Were they ashamed when they acted so abhorrently? They weren't at all ashamed. They can no longer feel humiliation. Therefore, they will fall among the fallen. When I punish them, they will collapse, says the LORD. This is what the LORD says: Stand by the roadways and look. Ask about the ancient paths: Which is the way to what is good? Then take it and find rest for yourselves. But they protested: We won't! I appointed watchmen over you and said: Listen for the sound of the ram's horn. But they protested: We won't listen! Therefore listen, you nations and you witnesses, learn what the charge is against them. Listen, earth! I am about to bring disaster on these people, the fruit of their own plotting, for they have paid no attention to My word. They have rejected My law. - Jeremiah 6:15-19 HCSB

America has acquired a taste for the new. We’ve gotten it into our heads that new means better. However, if I had to choose between a TV dinner and my wife’s home-cooked, from-scratch meals, I’m pretty sure my choice would not involve peeling cardboard off of aluminum.

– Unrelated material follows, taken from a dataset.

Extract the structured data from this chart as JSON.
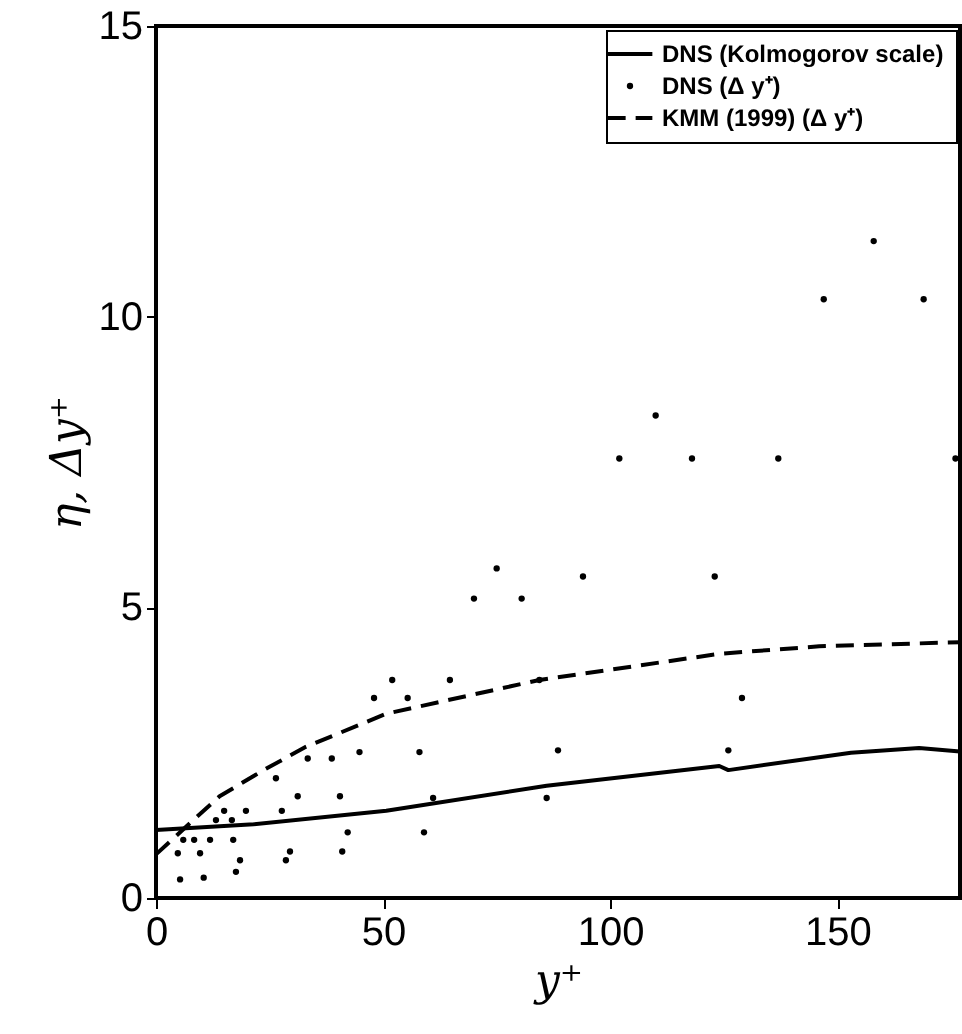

America has acquired a taste for “personal empowerment.” “It’s my body. I’ll do what I want to” is the song of the day. However, just because something may be permissible does not make it helpful. Even permissible things can, with the wrong emphasis, become controlling addictions.

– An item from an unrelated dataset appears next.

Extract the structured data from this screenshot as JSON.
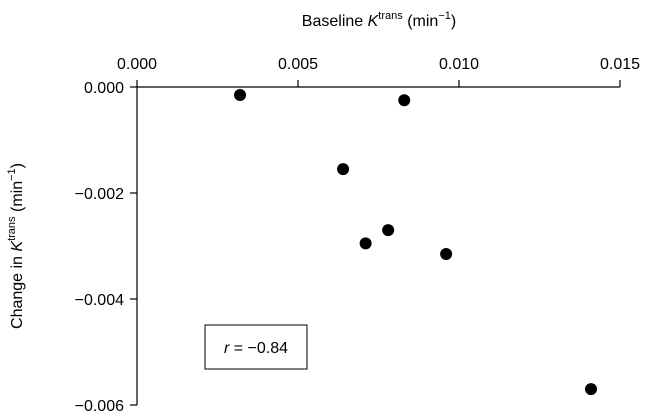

Our bodies were not designed for sexual immorality. Have the epidemics of sexually transmitted diseases taught us nothing? Our bodies were not made for sensuous, emotional eating. Has the wave of American obesity taught us nothing?

If we have truly submitted our lives to the sovereignty of Yahweh Melek, then our bodies have become the sanctuary of the Holy Spirit. We are no longer our own, for we were bought with a price. We should then glorify God in our bodies.[1]

Hashem calls us to the ancient paths that lead to peace; but we stubbornly seek out the cliff faces and rocky crags. He appoints watchmen over us and we protest, “We won’t listen! Who do you think you are? Why can’t you just accept me as I am?”

If there is any lesson to be learned from this generation’s move toward post-modernism, it is that there is a deep-rooted dissatisfaction with modern philosophy. The attraction for the “ancient-modern” reveals an abiding desire for history and context. Even our society’s attraction to tribal and warrior tattoos shows that people no longer look to the pomaded, pressed and jacketed as valid leaders.

The church needs to return to its ancient roots and relearn the simplicity of the Gospel, or we will soon be relegated to the trash bin along with saddle shoes and poodle skirts.